The recommendation system makes decisions about whether an item is good or not by measuring the frequency [22]. Generally in a Recommendation system, binary rating is used that is the items are relevant to the user interest or not because rating dataset is extremely sparse compared to binary selection dataset. For this metrics, a rating dataset is transformed into the binary dataset.
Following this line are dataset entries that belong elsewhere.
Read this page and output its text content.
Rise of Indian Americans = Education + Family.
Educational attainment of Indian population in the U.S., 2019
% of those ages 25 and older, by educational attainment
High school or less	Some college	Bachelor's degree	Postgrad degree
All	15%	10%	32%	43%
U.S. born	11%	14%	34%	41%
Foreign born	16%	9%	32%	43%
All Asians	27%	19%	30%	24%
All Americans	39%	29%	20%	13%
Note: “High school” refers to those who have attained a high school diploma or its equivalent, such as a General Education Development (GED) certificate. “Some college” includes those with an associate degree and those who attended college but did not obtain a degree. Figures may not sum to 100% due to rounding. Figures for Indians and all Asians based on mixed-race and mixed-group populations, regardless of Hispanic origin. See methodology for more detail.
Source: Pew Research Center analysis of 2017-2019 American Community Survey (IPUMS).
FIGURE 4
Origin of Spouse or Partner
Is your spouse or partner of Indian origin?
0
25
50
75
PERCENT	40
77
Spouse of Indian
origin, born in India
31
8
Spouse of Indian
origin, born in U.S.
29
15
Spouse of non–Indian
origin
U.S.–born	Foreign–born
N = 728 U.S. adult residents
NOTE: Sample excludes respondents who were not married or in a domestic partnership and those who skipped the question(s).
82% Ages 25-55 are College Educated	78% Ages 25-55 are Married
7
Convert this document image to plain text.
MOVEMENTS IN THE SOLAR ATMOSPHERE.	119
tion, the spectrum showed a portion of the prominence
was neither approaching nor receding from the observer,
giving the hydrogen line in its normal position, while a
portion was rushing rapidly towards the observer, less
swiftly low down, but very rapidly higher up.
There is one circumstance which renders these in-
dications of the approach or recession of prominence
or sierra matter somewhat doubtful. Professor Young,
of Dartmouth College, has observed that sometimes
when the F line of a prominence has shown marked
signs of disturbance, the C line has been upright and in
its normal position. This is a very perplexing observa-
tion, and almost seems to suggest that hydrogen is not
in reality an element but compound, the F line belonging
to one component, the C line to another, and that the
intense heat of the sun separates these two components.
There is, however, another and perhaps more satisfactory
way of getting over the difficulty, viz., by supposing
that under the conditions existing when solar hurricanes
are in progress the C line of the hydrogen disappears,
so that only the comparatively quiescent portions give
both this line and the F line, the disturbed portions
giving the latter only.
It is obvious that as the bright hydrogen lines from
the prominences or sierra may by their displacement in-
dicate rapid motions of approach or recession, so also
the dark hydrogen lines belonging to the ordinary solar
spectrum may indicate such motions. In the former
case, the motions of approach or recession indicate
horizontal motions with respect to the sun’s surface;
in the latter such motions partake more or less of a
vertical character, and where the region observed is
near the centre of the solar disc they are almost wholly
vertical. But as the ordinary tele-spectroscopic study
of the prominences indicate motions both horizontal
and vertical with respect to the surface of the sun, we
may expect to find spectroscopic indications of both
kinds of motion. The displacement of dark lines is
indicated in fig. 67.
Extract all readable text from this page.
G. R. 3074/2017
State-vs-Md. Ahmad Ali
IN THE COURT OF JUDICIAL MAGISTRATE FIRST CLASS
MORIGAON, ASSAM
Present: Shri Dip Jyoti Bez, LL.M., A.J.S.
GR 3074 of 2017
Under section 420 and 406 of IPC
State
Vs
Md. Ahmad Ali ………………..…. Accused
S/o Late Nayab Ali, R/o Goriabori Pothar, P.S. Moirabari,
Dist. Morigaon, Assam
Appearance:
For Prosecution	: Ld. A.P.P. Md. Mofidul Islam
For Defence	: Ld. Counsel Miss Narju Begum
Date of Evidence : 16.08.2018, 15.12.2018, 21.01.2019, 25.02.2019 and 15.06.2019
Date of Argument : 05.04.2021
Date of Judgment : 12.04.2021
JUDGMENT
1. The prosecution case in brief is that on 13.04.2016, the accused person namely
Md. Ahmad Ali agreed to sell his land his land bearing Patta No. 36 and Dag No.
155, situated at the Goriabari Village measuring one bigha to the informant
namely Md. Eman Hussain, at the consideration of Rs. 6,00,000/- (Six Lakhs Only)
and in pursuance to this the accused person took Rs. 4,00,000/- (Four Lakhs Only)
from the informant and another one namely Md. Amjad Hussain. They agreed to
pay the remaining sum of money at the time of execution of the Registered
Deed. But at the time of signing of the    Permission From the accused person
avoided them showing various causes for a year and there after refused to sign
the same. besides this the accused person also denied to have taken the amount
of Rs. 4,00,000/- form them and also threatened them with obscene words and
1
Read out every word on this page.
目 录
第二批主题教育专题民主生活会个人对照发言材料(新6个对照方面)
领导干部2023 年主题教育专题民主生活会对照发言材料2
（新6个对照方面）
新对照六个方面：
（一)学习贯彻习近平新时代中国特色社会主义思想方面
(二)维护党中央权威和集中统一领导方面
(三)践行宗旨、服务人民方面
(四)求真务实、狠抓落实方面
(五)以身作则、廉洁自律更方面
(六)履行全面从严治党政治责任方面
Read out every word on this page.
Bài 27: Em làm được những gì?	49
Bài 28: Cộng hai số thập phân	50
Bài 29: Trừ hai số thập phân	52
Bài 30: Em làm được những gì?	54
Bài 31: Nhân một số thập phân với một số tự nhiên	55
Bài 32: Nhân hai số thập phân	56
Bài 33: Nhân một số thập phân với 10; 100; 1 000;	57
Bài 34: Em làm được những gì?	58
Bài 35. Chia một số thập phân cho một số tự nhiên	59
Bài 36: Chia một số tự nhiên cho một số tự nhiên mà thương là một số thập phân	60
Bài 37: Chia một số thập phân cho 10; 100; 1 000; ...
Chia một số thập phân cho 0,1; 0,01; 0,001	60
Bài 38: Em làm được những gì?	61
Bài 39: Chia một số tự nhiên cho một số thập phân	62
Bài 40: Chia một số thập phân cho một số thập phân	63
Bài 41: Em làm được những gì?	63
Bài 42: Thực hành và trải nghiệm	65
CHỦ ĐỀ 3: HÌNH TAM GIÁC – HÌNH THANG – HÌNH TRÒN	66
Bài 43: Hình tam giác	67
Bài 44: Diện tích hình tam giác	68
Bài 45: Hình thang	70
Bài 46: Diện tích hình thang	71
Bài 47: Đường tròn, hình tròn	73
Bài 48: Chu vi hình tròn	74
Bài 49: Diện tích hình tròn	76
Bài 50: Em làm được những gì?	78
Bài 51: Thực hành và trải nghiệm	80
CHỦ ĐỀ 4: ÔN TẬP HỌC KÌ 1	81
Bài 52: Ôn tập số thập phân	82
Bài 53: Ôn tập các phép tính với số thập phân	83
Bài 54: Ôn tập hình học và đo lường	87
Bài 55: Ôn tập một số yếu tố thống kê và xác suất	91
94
Three classification accuracy metrics Precision, Recall, and F-1 score are often used to assess the relevance between recommendations and user interest [23]

$$\Pr ecision = \frac{\text{Relevant Item Recommended}}{\text{Total Item Recommended}},$$

(4)

$$\text{Re} call = \frac{\text{Relevant Item Recommended}}{\text{Total Relevant Items}},$$

(5)

$$F1 = \frac {{2 * {\text{Pr}} ecision * {\text{Re}}call}} {{ {\text{Pe}}cision + {\text{Re}} call. }}$$

(6)

6 Conclusion

Recommendation system has an ability to provide personalized information on the internet. In this era of internet, lots of RSs have been developed that are based on Content-based filtering, Collaborative filtering and Hybrid system and helps to reduce the problem of information overload. In this study authors found that CF recommendation system provide better recommendation but still facing problem of scalability and sparsity. So there is a possibility to improve the quality and performance of collaborative filtering based recommendation system by using the fuzzy clustering and the optimization technique.